In The Fight Against AI, The Org Chart Is the Vulnerability
Why IP holders keep losing not because the law fails them, but because business affairs, legal, policy and strategy cannot reach a shared decision in time to matter.
[Author’s Note: This is going to be an unusually busy week for me with two events, including “THE AI & CREATIVITY SUMMIT: NY 2026” hosted by Artist and The Machine . My plan is to send an essay today and also on Friday. I will also be recording audio interviews at the Summit which I plan to share here.]
Today I want to take a moment to pull and tease out the structure of what I see playing out in the marketplace.
Recent essays focused on People, Inc.’s “INVERSION” and recent technological challenges to celebrity likenesses because they are parts of the same problem: What are the businesses for intellectual property when the medium shifts?

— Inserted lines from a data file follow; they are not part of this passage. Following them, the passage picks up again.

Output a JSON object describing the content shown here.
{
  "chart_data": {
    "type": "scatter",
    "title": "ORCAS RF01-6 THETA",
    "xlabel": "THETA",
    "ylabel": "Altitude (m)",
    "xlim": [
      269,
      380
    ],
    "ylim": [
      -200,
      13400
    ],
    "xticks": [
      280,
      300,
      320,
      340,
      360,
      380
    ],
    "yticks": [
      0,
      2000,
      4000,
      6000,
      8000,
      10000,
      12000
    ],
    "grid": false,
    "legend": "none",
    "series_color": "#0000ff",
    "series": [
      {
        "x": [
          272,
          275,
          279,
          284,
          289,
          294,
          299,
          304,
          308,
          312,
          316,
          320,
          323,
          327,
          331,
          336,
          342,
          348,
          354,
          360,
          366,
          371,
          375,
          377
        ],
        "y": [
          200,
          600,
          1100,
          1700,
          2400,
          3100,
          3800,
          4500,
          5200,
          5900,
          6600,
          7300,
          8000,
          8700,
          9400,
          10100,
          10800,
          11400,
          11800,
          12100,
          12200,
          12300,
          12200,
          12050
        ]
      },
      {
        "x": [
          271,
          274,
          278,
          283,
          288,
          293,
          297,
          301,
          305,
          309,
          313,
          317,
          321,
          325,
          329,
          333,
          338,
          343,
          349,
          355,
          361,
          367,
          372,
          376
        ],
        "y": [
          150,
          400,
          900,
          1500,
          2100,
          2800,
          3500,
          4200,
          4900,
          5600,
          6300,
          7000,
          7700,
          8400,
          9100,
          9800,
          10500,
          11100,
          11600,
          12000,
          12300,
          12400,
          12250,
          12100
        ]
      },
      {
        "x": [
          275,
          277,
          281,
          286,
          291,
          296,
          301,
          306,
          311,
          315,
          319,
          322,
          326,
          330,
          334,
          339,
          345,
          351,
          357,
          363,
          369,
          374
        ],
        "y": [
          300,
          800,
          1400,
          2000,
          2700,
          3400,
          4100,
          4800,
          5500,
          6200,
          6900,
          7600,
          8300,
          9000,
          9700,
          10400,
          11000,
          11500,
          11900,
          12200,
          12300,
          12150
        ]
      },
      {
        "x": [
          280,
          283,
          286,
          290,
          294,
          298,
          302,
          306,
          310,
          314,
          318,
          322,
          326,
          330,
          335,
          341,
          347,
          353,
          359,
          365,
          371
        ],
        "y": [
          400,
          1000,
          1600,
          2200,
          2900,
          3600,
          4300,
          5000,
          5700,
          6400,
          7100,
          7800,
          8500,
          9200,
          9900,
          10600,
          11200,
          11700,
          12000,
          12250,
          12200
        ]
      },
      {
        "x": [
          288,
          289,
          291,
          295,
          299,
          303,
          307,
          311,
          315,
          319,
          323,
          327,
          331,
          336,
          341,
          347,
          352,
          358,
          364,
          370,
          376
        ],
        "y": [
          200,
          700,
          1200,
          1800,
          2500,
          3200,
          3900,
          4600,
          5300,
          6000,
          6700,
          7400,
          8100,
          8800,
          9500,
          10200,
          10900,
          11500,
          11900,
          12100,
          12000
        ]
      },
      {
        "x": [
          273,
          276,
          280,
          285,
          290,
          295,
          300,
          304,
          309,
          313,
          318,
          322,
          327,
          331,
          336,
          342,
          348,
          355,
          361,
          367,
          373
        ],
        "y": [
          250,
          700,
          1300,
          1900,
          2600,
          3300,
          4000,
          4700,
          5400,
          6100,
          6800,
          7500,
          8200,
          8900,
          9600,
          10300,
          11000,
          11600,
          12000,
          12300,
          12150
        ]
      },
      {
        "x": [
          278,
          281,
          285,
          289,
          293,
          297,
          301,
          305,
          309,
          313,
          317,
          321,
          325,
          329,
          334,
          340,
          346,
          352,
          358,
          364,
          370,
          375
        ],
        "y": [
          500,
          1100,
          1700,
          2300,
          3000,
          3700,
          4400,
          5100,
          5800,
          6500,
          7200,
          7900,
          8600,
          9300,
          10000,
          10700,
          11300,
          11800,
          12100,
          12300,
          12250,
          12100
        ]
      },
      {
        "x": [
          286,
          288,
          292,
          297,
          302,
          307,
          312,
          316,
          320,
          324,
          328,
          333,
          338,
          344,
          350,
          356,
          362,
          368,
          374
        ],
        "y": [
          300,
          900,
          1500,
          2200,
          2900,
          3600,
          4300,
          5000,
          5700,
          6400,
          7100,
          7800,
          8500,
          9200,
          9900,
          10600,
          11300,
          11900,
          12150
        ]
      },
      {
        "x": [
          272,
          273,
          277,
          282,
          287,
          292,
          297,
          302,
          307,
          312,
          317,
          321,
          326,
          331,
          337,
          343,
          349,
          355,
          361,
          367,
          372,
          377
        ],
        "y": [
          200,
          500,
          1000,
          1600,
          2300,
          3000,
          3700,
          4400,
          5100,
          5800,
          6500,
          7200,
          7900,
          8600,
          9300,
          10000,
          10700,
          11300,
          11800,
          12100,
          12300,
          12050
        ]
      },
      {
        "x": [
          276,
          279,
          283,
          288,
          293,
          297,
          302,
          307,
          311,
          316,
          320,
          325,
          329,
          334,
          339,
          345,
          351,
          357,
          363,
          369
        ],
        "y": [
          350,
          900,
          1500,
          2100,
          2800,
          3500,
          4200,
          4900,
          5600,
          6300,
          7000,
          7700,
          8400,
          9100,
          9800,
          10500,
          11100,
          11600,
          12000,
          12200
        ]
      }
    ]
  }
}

IP holders know they need to act. People, Inc.’s “INVERSION” is the most obvious example of an IP holder taking action. Chairman Barry Diller and newly appointed CEO Neil Vogel have been evangelizing the strategy in interviews and letters to shareholders. Diller’s long track record of success in digital media and Vogel’s success in transforming About.com—a neglected internet hub IAC acquired from the New York Times in 2012—to digital publishing heavyweight DotDash Meredith within less than a decade make them credible strategists.
But both have been quick to acknowledge that brands are dying—Vogel told journalist Peter Kafka “40 of our brands don’t matter, about seven or eight of them matter”—and they both have conceded that many of their bets likely will not work as businesses.
Their message to investors is clear: Management recognizes and understands the uncertainty. They cannot wait around for audiences to rethink how they value People, Inc.’s portfolio of website and magazine brands. They have a strategic need to take action now, even if it involves 200+ bets (according to Diller) and many failures. They can do so because their cash flow is not being disrupted yet.
Last Thursday’s essay argued that the strategy is directionally right given the emerging disruption from AI. However, Diller’s hope that INVERSION will build “a giant company” seems unlikely to be achieved. Even with competitive advantages in digital media like its AI ad platform D/Cipher, the strategy still faces structural uncertainties in the marketplace and emerging competition from small-to-medium-sized businesses. Those uncertainties lie in business affairs, legal, policy, strategy, underwriting, investment and partner-facing teams each evaluating part of the same opportunity while IP law weakens from AI disruption. Without it, there is increasingly less of a common language and decision-making framework.